Wednesday, May 12, 2010

Little Deaths


Saying "goodbye" is a bittersweet part of life. A line from an Emily Dickenson poem expresses this, “Parting is all we know of heaven/and all we need of hell.” Shakespeare made the same point, “Parting ‘tis such sweet sorrow.”

Partings are often difficult because they mark an ending of some kind. Even when a relationship doesn’t end, saying good-bye can be bittersweet. That’s because an ending is a loss and we mourn what has been lost.

Someone has called the partings that occur throughout life “little deaths.” There are so many of these: moving from one town to another, sending a child to kindergarten or college, changing jobs, graduating, getting divorced, changing churches, and so it goes.

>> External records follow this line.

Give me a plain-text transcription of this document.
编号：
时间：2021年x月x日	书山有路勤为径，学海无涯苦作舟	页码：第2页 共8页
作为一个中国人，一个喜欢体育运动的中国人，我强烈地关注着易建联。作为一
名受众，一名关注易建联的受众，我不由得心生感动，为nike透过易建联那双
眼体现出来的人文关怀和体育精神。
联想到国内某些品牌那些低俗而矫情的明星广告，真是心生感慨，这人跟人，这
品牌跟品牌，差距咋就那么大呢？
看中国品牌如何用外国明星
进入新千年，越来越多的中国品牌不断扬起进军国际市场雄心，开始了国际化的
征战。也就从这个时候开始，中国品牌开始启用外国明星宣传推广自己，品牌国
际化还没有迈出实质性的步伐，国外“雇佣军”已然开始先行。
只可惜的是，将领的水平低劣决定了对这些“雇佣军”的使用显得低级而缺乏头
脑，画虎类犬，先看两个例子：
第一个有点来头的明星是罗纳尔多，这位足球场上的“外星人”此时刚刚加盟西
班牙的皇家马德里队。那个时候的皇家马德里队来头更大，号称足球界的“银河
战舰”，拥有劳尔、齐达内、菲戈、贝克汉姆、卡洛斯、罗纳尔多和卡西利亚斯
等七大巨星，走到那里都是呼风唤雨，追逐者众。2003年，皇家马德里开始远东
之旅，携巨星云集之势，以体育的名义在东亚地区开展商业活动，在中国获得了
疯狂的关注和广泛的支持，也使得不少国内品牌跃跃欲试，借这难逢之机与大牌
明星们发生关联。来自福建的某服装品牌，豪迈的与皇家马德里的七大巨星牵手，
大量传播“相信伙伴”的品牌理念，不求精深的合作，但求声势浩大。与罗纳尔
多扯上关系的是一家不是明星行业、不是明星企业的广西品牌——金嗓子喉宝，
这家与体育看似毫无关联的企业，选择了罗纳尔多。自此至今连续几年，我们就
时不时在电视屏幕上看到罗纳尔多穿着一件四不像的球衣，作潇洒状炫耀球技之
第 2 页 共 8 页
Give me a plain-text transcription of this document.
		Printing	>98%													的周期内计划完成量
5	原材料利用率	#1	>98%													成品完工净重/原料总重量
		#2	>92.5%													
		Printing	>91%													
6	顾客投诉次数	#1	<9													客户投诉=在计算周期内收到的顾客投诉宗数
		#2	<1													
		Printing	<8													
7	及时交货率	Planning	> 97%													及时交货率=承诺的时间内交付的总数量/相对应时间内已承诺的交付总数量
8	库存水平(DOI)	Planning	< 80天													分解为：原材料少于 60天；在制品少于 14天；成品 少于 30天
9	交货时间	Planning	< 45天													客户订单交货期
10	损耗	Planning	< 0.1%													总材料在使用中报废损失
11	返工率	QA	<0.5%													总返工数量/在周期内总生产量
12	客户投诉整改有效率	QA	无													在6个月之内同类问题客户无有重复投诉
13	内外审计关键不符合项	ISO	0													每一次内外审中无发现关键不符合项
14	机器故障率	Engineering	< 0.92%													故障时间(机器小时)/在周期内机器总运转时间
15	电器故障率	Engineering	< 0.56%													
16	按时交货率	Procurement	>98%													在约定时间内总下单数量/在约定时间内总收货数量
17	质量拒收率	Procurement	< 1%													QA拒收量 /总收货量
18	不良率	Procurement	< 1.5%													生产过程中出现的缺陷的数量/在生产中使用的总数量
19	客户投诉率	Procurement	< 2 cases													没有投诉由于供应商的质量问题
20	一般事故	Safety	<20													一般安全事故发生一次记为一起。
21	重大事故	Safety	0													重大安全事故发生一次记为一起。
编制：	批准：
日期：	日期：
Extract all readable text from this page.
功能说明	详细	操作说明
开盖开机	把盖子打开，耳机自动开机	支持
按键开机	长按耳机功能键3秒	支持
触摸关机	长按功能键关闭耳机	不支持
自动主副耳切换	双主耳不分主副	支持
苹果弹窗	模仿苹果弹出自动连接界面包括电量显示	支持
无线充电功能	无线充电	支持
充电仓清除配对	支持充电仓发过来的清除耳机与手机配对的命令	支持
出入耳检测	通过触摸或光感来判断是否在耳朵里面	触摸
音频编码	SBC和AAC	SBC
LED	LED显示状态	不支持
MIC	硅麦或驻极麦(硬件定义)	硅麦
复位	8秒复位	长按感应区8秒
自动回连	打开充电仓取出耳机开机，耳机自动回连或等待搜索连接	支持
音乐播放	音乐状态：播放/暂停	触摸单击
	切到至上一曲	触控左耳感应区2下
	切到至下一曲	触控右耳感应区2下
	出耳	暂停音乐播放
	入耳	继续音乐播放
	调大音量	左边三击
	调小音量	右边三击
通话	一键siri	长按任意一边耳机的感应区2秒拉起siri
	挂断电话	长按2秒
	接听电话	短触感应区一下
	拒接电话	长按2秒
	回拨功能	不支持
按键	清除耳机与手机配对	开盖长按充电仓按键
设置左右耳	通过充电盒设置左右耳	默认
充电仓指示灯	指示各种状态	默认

These little deaths can be painful. It’s sad leaving good friends behind when we move. Even if we keep in touch, the relationship must change. The same is true of sending our children off to college. Even though we know it’s part of their growing up, we miss the closeness of their daily presence with us.

Dealing with these little deaths can prepare us for the Big Death, that final parting in which we say “good-bye” for the rest of this life. Yet, in faith we know that death cannot break the bonds of love and that we are joined in heart with our loved ones who have died.

Everything I said about Big Deaths in the paragraph above applies to little deaths. Just because we no longer have the physical presence of another doesn’t mean the relationship ends. We can keep in touch by letter, phone or email. We can visit one another. Yet, it’s not the same.

Even if relationships don’t end after we part, they do change. And such change can be painful, even when we know it is for the best. As our poets remind us, parting can be both “hell” and “sorrow” as well as “heaven” and “sweet”

Yet, there is both promise and hope in the pain of endings. The promise comes in knowing this is the way we grow and evolve as persons. The hope comes because God is with us in the midst of endings. The last verse of the hymn, “Blest Be the Tie That Binds,” echoes these thoughts:
When we asunder part/it gives us inward pain,
Yet we shall still be joined in heart/and hope to meet again.